Its match was kataifi-wrapped scorpion fish cakes.  A bit of a mouthful to say, but not to eat – they were lovely.

Third glass was the Fino Una Palma, which was a beautiful Fino sherry, aged for about six years and withy a fresh, salty, oaky palate.  Apparently it's available at Waitrose under another (very similar) label (wink-wink-nudge-nudge), so if you see it I'd recommend grabbing a bottle.  It's actually produced by the sherry giant Tio Pepe, but don’t let that put you off – it's a delight. 
Keeping it company were some deliciously light croquetas de jamón.  So often when you eat Spanish croquettes in the UK they're thick and stodgy – these were quite the opposite, focusing more on the ham than a potato-based padding that other (cheaper) restaurants indulge in.

Next up, we're starting to move into the territory of my kind of wines – richer, louder, punchier.  This came initially in the form of an Amontillado, Tío Diego.  This was a real puzzler of a wine, in a sense.  The nose was all toasted almonds, caramel, sweet flavours; the palate was heavily dry, almost steely, with a slightly more drawn out citrus and buttery aftertaste.

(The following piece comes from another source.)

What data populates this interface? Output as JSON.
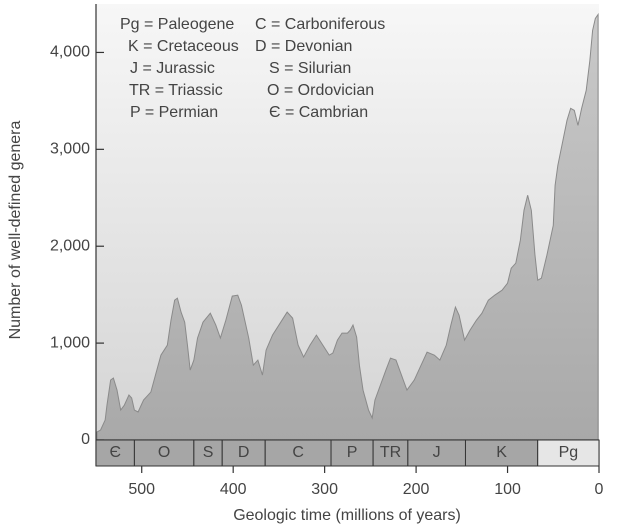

Its pairing was pintxo de pancetta de cerdo con piña.  Or ham and pineapple skewers to you and me.  Now, I love the attempt to bring in a bit of '80s glam, with the classic cocktail party canapés reimagined.  But, sadly, these just didn’t work.  There was nothing wrong with the execution – nothing at all, in fact the pork belly was cooked to melt-in-the-mouth perfection - but the dish just didn't work, sadly. 

The final wine – and by far and away my favourite – was an Oloroso Antique.  This was fantastic.  Warm, rich notes on the note, followed by a sweeter (but still relatively dry) palate with a long, long aftertaste that grew in intensity and flavour over time.  It was the aftertaste that was most exciting – the initial flavours being a rich, dry sherry and little more, it then grew and grew into something richer, buttery-er, almost malty and with hints of popcorn.  No, really.  I'm not just trying to be pretentious.  This was stunning.

To go with it we had a classic Jerez staple, ox cheeks.  But, unlike your normal Basque fare (and, as I had by now realised, I rather imagine quite like your normal Ametsa fare) this was no ordinary ox cheek stew.  Au contraire, the dark, rich, slow-cooked cheek ragout was stuffed into little filo triangles and served with a sweet mango coulis.  Very nice indeed.

All in, it was a fun, educational evening with some good food and great wine.  At £30 a head, I have to say it was also pretty damn good value.